Although instant recognition of “bread and butter” cases is a necessity that dermatopathology fellows must train to identify when signing out a large volume of cases, ensuring that a systematic approach to diagnosis and recognition of tissue reaction patterns during training may be lost or over-looked due to the repetitive nature of the majority of cases. Additionally, for Dermatology trained dermatopathology fellows, prior familiarity and experience with molecular pathology testing and its relevance to fellowship training is lacking with reportedly about half of dermatopathology fellows not receiving adequate instruction per their fellowship directors (16).

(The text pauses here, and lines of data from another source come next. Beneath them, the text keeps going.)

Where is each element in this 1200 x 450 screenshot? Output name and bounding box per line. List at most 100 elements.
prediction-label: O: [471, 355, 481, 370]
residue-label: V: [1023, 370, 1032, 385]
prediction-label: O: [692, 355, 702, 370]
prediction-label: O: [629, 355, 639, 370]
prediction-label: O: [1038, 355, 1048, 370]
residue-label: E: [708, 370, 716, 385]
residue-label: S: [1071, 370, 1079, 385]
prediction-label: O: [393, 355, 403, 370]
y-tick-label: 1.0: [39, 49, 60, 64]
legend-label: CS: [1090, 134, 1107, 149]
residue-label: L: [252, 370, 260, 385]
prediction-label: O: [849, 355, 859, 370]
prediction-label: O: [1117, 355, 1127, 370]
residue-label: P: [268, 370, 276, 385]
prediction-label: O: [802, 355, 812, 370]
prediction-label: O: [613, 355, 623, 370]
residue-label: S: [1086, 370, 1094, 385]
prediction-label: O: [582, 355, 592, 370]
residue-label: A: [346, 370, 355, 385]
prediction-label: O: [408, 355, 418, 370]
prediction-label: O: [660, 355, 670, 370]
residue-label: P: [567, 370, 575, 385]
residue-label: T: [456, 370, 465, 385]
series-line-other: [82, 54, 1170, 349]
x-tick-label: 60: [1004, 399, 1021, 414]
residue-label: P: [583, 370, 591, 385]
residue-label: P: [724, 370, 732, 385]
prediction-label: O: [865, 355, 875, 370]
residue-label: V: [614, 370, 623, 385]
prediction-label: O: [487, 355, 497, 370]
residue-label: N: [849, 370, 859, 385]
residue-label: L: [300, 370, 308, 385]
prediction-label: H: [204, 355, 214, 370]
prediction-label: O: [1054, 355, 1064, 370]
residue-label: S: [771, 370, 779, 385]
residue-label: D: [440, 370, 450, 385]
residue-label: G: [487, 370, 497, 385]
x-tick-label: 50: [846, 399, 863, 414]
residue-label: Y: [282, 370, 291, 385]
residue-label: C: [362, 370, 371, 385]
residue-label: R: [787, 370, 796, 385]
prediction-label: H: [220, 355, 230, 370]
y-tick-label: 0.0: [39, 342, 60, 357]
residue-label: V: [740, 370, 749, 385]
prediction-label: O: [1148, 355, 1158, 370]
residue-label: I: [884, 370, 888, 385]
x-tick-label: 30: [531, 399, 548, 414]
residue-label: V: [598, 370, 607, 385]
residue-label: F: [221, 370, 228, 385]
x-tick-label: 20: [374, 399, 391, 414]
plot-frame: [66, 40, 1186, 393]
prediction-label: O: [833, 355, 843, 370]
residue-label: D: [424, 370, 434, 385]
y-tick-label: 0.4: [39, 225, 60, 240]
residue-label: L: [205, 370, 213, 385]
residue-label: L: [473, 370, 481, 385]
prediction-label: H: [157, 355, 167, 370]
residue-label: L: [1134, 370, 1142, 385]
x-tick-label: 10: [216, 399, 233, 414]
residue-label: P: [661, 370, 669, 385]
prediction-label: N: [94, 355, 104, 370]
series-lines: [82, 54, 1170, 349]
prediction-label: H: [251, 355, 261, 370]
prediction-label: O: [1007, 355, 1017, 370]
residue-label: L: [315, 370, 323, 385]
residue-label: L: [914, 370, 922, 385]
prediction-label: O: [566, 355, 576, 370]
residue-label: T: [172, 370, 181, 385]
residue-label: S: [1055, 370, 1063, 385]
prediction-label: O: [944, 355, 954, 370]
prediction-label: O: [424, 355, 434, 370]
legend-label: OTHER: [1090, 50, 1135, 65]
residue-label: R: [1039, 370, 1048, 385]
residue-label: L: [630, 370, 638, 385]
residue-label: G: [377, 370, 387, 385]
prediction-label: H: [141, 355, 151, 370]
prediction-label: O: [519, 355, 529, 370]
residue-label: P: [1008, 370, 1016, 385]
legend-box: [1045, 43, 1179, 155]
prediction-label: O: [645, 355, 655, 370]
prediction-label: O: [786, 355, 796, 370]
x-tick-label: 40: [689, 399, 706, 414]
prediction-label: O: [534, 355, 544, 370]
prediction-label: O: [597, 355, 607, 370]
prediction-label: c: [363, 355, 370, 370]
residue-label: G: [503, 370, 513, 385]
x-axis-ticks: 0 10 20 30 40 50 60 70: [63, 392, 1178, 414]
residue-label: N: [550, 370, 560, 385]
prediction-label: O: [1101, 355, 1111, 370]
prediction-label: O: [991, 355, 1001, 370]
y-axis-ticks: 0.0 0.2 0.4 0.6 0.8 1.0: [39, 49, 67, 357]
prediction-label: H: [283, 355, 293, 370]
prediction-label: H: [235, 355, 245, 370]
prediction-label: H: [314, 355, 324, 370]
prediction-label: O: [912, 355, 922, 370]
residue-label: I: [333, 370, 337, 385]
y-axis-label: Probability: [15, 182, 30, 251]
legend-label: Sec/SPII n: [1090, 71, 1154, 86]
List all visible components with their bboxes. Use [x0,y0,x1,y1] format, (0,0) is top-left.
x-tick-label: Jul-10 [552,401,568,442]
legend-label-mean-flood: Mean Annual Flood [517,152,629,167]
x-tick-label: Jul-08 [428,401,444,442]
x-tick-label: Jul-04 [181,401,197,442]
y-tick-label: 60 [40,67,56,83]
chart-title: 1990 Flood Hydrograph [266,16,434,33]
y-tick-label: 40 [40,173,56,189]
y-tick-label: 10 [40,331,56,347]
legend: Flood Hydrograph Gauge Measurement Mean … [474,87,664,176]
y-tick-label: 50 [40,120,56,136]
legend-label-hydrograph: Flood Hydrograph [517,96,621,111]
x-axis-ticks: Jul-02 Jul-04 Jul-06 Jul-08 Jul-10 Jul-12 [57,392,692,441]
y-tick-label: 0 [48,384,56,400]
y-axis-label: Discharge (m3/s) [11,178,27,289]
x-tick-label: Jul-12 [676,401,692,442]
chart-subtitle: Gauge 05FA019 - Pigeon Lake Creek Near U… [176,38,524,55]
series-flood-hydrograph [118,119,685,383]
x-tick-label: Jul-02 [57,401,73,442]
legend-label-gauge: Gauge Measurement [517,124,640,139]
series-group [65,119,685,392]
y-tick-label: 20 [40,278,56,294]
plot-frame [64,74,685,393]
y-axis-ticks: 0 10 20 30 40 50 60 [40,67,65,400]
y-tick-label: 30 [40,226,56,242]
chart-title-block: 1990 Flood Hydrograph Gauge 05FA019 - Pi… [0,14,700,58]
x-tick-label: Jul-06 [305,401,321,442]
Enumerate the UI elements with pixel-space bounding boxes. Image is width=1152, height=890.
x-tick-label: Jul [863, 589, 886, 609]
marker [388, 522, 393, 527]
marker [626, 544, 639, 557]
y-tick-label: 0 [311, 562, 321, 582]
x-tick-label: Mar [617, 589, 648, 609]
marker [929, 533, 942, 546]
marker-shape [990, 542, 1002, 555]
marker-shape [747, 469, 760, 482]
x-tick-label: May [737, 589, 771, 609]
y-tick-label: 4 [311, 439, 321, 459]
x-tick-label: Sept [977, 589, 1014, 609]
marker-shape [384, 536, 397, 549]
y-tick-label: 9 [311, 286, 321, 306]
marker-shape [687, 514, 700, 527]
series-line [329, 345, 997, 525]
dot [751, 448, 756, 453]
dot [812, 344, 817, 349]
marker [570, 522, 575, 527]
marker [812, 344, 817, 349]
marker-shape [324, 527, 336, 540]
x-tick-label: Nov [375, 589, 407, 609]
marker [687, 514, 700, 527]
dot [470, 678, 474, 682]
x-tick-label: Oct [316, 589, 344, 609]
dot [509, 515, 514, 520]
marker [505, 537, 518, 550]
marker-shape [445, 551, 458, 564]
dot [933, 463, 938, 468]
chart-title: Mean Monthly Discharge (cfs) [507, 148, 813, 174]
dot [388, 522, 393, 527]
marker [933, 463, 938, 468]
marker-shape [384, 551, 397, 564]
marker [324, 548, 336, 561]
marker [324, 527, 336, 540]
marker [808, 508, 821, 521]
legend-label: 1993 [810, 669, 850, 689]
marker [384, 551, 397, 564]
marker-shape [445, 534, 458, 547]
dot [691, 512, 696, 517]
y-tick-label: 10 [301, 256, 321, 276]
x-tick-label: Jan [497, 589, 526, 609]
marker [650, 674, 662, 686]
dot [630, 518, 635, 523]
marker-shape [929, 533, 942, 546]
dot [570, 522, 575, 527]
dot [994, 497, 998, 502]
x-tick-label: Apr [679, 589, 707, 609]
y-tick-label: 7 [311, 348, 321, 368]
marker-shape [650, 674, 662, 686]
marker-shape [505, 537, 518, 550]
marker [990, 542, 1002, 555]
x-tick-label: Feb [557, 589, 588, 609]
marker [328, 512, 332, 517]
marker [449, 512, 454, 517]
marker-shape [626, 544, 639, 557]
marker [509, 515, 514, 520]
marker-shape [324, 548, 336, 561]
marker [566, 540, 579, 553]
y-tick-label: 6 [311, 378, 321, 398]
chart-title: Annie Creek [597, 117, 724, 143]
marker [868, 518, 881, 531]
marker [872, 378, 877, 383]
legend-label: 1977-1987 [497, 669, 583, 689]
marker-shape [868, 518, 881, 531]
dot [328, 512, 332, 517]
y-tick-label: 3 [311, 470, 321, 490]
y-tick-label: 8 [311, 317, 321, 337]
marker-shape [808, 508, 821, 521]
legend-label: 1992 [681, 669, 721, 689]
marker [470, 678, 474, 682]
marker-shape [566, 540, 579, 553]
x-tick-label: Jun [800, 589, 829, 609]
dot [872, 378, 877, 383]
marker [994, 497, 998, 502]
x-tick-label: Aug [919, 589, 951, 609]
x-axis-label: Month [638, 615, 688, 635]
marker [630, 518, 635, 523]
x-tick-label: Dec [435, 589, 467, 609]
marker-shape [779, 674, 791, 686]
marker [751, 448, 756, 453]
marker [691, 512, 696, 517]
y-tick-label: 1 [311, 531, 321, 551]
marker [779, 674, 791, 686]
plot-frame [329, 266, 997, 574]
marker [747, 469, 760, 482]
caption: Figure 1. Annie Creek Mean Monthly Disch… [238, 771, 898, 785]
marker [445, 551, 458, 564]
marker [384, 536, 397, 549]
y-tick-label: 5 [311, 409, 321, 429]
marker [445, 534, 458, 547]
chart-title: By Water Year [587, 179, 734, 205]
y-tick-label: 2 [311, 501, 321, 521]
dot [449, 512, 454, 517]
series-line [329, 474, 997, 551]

A limited number of dermatopathology diagnoses, with a heavy predominance of neoplasms, is seen in practice, with 45 diagnoses accounting for 96% of biopsy specimens examined, consistent with current dermatology practice in the United States. As a diagnostic group, melanocytic nevi (including dysplastic nevi) represent the most common reason for biopsy, followed by seborrheic keratosis, basal cell carcinoma, and squamous cell carcinoma. The required minimum number of reviewed specimens in ACGME-accredited dermatopathology fellowships may be reconsidered, given that a large number of established but uncommon, inflammatory, and infectious disorders comprise less than 4% of a large academic dermatopathology sample. Consideration of a national digital slide share program between ACGME accredited dermatopathology departments can serve to distribute unusual cases between institutions and facilitate educating fellows in recognition of an uncommon diagnosis. Additionally, preservation of high volume within academic institutions is essential for education of dermatopathology fellows and dermatology residents. Limitations of this study include its single institution-based sample, which may limit is generalizability.